Встревоженная, она подняла голову и посмотрела ему в лицо, которое больше не выглядело ни самоуверенным, ни надменным, а скорее подавленным и мрачным.
– Я представлял себе ни к чему не обязывающие отношения: я приезжаю к тебе, когда у меня есть время и желание. Ты ждешь меня, и у тебя тоже не более чем физическая потребность. Взаимная необходимость, так сказать. Но потом, когда я поговорил с тобой в студии и увидел твою растерянность и уязвимость, я понял, что в моей власти причинить тебе боль. Обычно, Гита, я не вступаю в игру с невинными. Только с теми, кто знаком с правилами игры. С искушенными и опытными. Я думал, что ты именно такая. Но я ошибался. При этом я тогда уже понял, что не хочу уходить в сторону.

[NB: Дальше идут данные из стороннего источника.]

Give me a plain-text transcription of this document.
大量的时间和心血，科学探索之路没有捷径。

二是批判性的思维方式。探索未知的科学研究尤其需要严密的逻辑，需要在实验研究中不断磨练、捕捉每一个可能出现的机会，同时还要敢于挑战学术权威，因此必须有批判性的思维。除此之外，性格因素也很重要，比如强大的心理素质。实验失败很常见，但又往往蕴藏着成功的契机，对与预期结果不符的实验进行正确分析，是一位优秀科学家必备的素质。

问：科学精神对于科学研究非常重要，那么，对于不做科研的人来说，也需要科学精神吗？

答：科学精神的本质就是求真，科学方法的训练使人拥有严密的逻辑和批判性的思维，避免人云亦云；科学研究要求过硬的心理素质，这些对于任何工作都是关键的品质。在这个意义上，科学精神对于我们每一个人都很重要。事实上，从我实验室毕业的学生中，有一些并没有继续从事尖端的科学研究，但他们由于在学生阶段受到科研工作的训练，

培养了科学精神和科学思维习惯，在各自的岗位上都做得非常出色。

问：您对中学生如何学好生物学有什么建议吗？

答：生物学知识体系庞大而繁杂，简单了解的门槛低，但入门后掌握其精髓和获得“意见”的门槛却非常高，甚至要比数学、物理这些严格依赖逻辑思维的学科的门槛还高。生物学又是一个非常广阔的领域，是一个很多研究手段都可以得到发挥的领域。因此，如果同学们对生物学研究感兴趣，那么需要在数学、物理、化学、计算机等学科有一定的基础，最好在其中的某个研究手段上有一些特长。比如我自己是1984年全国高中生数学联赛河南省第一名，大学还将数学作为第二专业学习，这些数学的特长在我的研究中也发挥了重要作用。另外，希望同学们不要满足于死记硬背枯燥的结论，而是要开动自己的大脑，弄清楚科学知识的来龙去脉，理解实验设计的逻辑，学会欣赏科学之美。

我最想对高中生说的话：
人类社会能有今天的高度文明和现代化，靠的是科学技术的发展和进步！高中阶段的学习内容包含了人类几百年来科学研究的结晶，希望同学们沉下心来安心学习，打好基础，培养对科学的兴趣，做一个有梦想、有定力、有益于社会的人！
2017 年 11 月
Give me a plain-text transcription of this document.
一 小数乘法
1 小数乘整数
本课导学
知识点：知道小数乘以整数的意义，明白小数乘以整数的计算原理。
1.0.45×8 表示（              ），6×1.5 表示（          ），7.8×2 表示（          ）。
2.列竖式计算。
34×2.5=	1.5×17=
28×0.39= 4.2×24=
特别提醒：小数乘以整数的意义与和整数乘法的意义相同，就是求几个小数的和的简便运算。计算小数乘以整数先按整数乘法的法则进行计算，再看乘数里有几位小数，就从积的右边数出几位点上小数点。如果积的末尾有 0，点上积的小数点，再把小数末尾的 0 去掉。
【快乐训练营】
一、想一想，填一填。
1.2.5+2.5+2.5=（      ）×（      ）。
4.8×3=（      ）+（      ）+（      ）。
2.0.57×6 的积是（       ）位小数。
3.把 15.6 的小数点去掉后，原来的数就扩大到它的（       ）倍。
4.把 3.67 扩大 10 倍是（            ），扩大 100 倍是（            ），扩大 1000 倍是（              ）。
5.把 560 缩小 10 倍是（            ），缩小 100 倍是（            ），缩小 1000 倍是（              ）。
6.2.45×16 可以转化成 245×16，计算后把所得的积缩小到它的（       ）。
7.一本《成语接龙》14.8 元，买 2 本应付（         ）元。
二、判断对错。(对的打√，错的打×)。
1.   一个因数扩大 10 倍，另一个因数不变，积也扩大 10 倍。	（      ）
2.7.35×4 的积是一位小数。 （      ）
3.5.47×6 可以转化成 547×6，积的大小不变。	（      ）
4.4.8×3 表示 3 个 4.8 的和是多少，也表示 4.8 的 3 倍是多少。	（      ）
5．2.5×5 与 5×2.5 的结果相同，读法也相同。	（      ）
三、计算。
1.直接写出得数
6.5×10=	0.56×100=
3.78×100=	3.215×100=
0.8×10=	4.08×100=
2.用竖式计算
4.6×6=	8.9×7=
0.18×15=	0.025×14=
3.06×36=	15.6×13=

Хотя и следовало бы. Но я не хотел и не мог.
– Синди наверняка рассказала тебе, какая я на самом деле?
– Да, – медленно согласился он, – но, очевидно, я неправильно понял ее слова.
– Неправильно понял? Как так?
– О, я не знаю…
– Нет, знаешь! Когда чуть раньше мы говорили внизу, на кухне, ты был уверен, что я корыстна и нахальна; но ведь не Синди же тебе это сказала? – спросила она с болью и удивлением.
– Не-ет, – медленно проговорил он, – но… – И, слегка нахмурившись, добавил: – Но думаю, что из-за своего мнения о женщинах вообще я неверно расценил то, что она говорила о тебе. Я ожидал, что ты другая, поэтому и решил, что так оно и есть на самом деле.
– Но все равно приехал ко мне, – прошептала она.
– Да. Заглянул в твои бездонные зеленые глаза – и погиб.
– Зеленовато-карие, – поправила она машинально.
– Зеленые, – настаивал он. – Глаза колдуньи. Но я не хотел узнавать тебя как человека. И вовсе не хотел причинять тебе боль. У меня нет никаких глубоких чувств, Гита, – скорее расположение, удовольствие. И безумное желание, – добавил он так тихо, что она едва расслышала.
Глядя ему в глаза, Гита почувствовала, что теплая беспомощность снова обволакивает ее тело, беспомощность, влекущая за собой жажду его прикосновений и потребность касаться его. Она перевела взгляд на его губы и наклонилась ниже, так, что смогла коснуться их и пробовать на вкус. Из ее горла вырвался слабый стон, когда она почувствовала, как отозвалось все его тело. Она хотела отдаваться любви медленно и нежно, она хотела, чтобы все было чудесно, потому что его слова прозвучали так, словно он собрался уйти навсегда. А она отчаянно боялась этого.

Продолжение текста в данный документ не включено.